Tabassum Sidra, Hu Heng, Wu Silin, Huang Shuning, Yang Bosco Seong Kyu, Lee Chang-Hun, Gusdon Aaron W, Ren Xuefang S
Department of Neurosurgery, McGovern School of Medicine, University of Texas Health Science Center at Houston, Houston, TX, USA.
Novel Treatments for Acute Brain Injury Institute, Texas Medical Center, MSB 7.134 6431 Fannin St, Houston, TX, 77030, USA.
Transl Stroke Res. 2025 Sep 12. doi: 10.1007/s12975-025-01381-x.
Stroke is a leading cause of disability worldwide, often resulting in persistent motor, cognitive, and emotional impairments. While the hippocampus and amygdala play critical roles in post-stroke behavioral changes, specific neuronal alterations and prolonged glial responses within these regions across different stroke types remain unclear. This study investigates the behavioral, neuronal, and glial effects of subarachnoid hemorrhage (SAH), transient middle cerebral artery occlusion (tMCAO), and photothrombotic stimulation (PTS) in mice. SAH and tMCAO models exhibited significant motor deficits, spatial and recognition memory impairments, and increased anxiety- and depressive-like behaviors, whereas the PTS model showed similar motor and cognitive impairments but lacked affective (anxiety- and depressive-like) behavioral changes. Immunohistochemical analysis revealed increased overlap of tyrosine hydroxylase (TH, a dopaminergic marker) process with NeuN (a neuronal marker) in the dentate gyrus (DG) of SAH and tMCAO mice, highlighting region-specific vulnerability to ischemic damage in the hippocampus. In the amygdala, elevated overlap of TH process with NeuN in SAH and tMCAO mice suggests enhanced dopaminergic involvement in emotional dysregulation. In contrast, the PTS model did not exhibit any changes in overlap of TH process with NeuN in either the hippocampus or amygdala, consistent with the absence of affective behavioral deficits. Additionally, SAH and tMCAO models exhibited persistent astrocytic and microglial activation in the amygdala, characterized by increased intensity and density without significant morphological changes, indicative of a chronic inflammatory response. The PTS model also showed increased microglial intensity and density without overt morphological changes, suggesting a more moderate, possibly subclinical inflammatory response. These findings highlight the differential effects of stroke models on behavior, neuronal populations, and glial responses in limbic regions. The pronounced dopaminergic and glial alterations in SAH and tMCAO may underlie post-stroke emotional and cognitive disturbances.
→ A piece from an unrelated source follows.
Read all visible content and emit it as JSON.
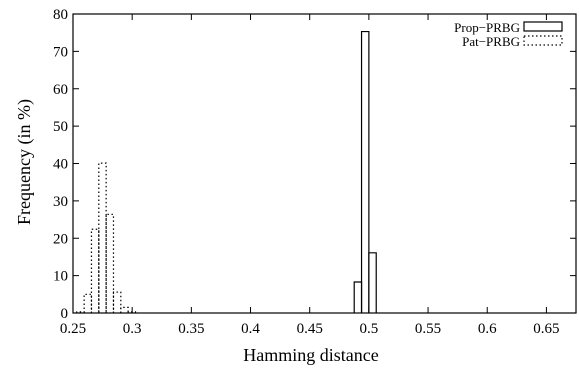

中风是全球致残的主要原因,常常导致持续性的运动、认知和情感障碍。虽然海马体和杏仁核在中风后的行为变化中起关键作用,但不同中风类型中这些区域内特定的神经元改变和持续的胶质细胞反应仍不清楚。本研究调查了蛛网膜下腔出血(SAH)、短暂性大脑中动脉闭塞(tMCAO)和光血栓形成刺激(PTS)对小鼠行为、神经元和胶质细胞的影响。SAH和tMCAO模型表现出明显的运动缺陷、空间和识别记忆障碍以及焦虑和抑郁样行为增加,而PTS模型表现出类似的运动和认知障碍,但缺乏情感(焦虑和抑郁样)行为变化。免疫组织化学分析显示,SAH和tMCAO小鼠齿状回(DG)中酪氨酸羟化酶(TH,一种多巴胺能标记物)与NeuN(一种神经元标记物)的重叠增加,突出了海马体中区域特异性的缺血性损伤易感性。在杏仁核中,SAH和tMCAO小鼠中TH与NeuN的重叠增加表明多巴胺能参与情绪失调的增强。相比之下,PTS模型在海马体或杏仁核中TH与NeuN的重叠没有任何变化,这与缺乏情感行为缺陷一致。此外,SAH和tMCAO模型在杏仁核中表现出持续性的星形胶质细胞和小胶质细胞激活,其特征是强度和密度增加而无明显形态变化,表明存在慢性炎症反应。PTS模型也显示小胶质细胞强度和密度增加但无明显形态变化,提示有更适度、可能是亚临床的炎症反应。这些发现突出了中风模型对边缘区域行为、神经元群体和胶质细胞反应的不同影响。SAH和tMCAO中明显的多巴胺能和胶质细胞改变可能是中风后情绪和认知障碍的基础。